Shouldn't it just be 10000 x 1.03^(n)....because whenever you get interest you pay once to the award night?

But still, my answer is wrong...so I cannot really prove the credibility of my logic..

but isn't the fund in for one year b4 u take the money out for award night

 

[lyounamu]

but isn't the fund in for one year b4 u take the money out for award night

Well, yes but the frequency must be same.

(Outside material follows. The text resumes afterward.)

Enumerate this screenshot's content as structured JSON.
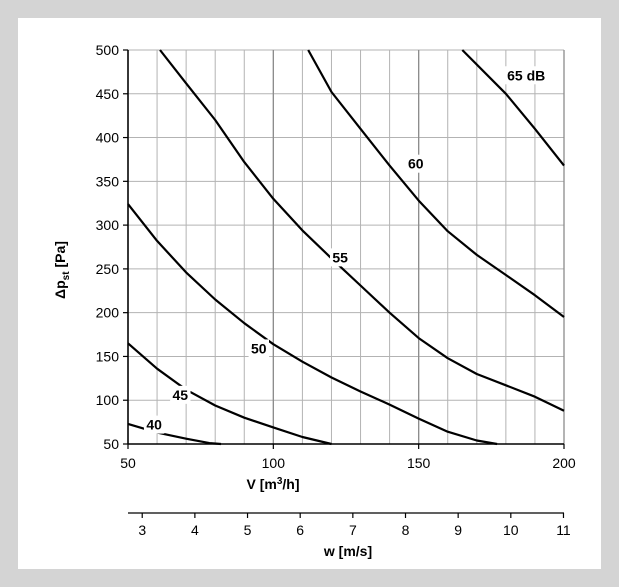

If you see, for every award night, you times 1.03

So for 1st award night, it's 10000 x 1.03 - P (there is one)
Then

2nd award night, it's 10000 x 1.03^2 - P (1+1.03) (there are two here)

3rd award...rest should be conformed.

I used that method for part 1 and 2 of the questions and I was correct. (The first question is actually 3 -part question)

 

[Timothy.Siu]

i'm not sure then, just hope a question like that isn't in the exam then? lol

 

[Ali92l]

I knew that. I knew that as x -> 0, sinx/x becomes 1. But here, they didn't say that x -> 0. They only said that x = 0. In the solution, they just told us to "assume" that x -> 0.

And 0/0 is nothing, it undefined. What your mate would have said is that, as x -> 0, it becomes like 0.whatever/0.whatever = 1

Make a rough sketch and see what would give you a more valid answer; Answers aren't always right and if you do use 0; your estimate using the trapezoidal rule would be way off.